ARLECCHINO E BRIGHELLA NEL BOSCO DEI GIGANTI

di Renato Sarti
Con Gabriele Vollaro e Lorenzo Falchi in baracca

Supervisione di Marino Zerbin

Scene e baracca Renato Sarti

Visto da Adelio Rigamonti nel cortile di via Ornato 7 per la rassegna “Teatro nei cortili” il 10 settembre 2020

ARLECCHINO E BRIGHELLA NEL BOSCO DEI GIGANTI

BURATTINI CHE PASSIONE!

Il teatro nei cortili – A teatro con Ila

Nell’ambito di Teatro nei cortili, il Teatro della Cooperativa, in collaborazione con ABITARE Società Cooperativa e l’Associazione Insieme nei cortili, giovedì 10 settembre nello spazio di Via Ornato 7 a Niguarda ha presentato un quasi perfetto spettacolo di burattini intitolato Arlecchino e Brighella nel bosco dei giganti, scritto da Renato Sarti.

Per un grande appassionato e buon conoscitore come me del teatro di figura in ogni sua accezione è sembrata una sorta di miracolo rivedere una baracca di burattini a Milano, bella e ben inserita nella miglior tradizione del nord Italia, e per di più in uno spazio assai congeniale a questo tipo di teatro: il suggestivo cortile di via Ornato.

Il testo di Renato Sarti, doverosamente semplice, è ben composto e si sviluppa in equilibrio tra il teatro dell’arte con le sue maschere (oltre ad Arlecchino e Brighella vi sono Pantalone, Florindo e Colombina) e il teatro/favola con tanto di maghi, fate, giganti e incantesimi.

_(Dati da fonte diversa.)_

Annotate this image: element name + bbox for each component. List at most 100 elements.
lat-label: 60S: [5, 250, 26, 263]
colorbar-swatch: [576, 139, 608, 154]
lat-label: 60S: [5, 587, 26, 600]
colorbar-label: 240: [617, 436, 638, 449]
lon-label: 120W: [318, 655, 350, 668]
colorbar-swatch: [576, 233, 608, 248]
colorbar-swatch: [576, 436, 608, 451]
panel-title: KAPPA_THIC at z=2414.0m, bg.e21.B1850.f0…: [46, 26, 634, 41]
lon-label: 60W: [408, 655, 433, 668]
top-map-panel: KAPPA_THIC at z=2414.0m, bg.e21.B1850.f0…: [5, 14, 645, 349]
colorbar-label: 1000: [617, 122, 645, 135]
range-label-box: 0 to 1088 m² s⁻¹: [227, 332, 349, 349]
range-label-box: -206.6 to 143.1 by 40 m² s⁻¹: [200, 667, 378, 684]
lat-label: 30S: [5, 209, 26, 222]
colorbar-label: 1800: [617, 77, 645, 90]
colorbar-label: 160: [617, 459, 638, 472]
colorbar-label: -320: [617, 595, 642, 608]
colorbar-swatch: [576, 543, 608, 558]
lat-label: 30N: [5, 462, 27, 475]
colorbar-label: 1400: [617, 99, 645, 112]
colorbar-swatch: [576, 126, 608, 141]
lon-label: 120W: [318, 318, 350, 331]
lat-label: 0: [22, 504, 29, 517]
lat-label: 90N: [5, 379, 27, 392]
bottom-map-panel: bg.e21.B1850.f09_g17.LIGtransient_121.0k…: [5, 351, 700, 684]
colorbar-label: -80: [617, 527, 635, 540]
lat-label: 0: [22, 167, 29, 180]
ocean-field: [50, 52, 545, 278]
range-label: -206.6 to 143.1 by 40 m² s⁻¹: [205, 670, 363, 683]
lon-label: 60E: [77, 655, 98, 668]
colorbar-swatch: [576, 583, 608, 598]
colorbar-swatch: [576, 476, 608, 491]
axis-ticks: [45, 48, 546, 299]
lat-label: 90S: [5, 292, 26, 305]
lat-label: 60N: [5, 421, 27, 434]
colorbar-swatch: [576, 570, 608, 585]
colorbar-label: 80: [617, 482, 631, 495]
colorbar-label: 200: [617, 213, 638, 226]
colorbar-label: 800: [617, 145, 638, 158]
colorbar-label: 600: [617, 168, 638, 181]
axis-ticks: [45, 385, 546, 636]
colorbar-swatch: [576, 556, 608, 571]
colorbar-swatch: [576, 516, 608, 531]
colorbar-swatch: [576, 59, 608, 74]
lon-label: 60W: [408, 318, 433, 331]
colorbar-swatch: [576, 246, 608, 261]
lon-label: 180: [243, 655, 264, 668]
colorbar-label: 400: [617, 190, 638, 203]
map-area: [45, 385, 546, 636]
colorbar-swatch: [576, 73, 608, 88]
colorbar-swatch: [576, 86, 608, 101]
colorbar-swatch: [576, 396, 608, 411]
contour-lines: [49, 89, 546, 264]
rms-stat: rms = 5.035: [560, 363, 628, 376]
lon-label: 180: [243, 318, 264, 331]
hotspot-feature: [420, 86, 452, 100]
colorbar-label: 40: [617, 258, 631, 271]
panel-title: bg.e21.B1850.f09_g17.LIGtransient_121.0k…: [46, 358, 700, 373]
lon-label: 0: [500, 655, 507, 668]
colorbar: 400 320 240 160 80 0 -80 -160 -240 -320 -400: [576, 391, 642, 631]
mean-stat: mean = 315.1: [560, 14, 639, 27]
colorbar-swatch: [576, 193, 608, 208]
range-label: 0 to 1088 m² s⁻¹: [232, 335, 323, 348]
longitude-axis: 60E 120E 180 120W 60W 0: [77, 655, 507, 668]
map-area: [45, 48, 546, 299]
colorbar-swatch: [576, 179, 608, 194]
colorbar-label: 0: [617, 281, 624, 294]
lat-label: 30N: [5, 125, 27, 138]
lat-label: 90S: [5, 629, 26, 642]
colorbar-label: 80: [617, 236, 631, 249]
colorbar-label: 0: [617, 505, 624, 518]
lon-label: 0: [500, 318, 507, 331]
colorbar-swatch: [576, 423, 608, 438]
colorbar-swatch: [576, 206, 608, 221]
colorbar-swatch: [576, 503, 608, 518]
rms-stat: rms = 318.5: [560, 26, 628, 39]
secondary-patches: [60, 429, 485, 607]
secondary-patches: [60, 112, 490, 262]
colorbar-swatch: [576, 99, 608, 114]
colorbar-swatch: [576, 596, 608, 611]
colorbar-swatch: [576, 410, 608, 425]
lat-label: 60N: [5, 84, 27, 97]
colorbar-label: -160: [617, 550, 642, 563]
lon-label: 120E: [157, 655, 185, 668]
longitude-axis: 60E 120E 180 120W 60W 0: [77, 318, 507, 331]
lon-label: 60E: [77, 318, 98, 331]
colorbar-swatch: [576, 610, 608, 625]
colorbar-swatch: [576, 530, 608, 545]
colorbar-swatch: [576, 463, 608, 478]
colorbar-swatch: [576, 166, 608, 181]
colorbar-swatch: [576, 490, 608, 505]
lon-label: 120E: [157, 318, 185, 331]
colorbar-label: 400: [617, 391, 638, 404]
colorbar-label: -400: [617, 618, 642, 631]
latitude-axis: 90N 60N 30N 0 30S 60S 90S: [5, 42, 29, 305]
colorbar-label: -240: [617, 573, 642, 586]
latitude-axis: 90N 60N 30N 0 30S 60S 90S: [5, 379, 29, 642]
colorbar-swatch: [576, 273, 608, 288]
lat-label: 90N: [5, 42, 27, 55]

Le teste, quasi tutte in legno di cirmolo, sono di ottima fattura ora rispettando la tradizione pregoldoniana ora creando personaggi fantasiosi ereditati dal teatro favolistico. Tra questi ultimi un mago orientale, dal nome impronunciabile, di grande impatto visivo. In cartapesta sono i simpaticissimi volti dei giganti Flic e Floc che danno vita, abilmente mossi e ben coordinati, a brevi siparietti d’effetto. Tra tante presenze quella che sembra aver attirato maggiormente l’attenzione dei più piccoli presenti allo spettacolo è stato un semplice e buffo serpente/calza triste, piagnucoloso, con tanto di lingua penzoloni e lacrime schizzate qua e là dalla baracca. Azzeccate pure le scene disegnate e dipinte dallo stesso Renato Sarti.

In baracca vi erano due giovanissimi e debuttanti burattinai, Gabriele Vollaro e Lorenzo Falchi, due giovani allievi di QuintAssenza, una delle numerose associazioni culturali che operano sul territorio di Niguarda, ben guidati e coordinati da Marino Zerbin burattinaio di grande spessore. Importante e di pregio mi è parsa la riuscita sincronizzazione tra movimenti e dialoghi registrati. Se proprio devo trovare una pecca dello spettacolo la individuo proprio nel parlato preregistrato che urta con la migliore tradizione della vita in baracca, ma Renato Sarti ha subito ribadito che i prossimi spettacoli saranno recitati in diretta.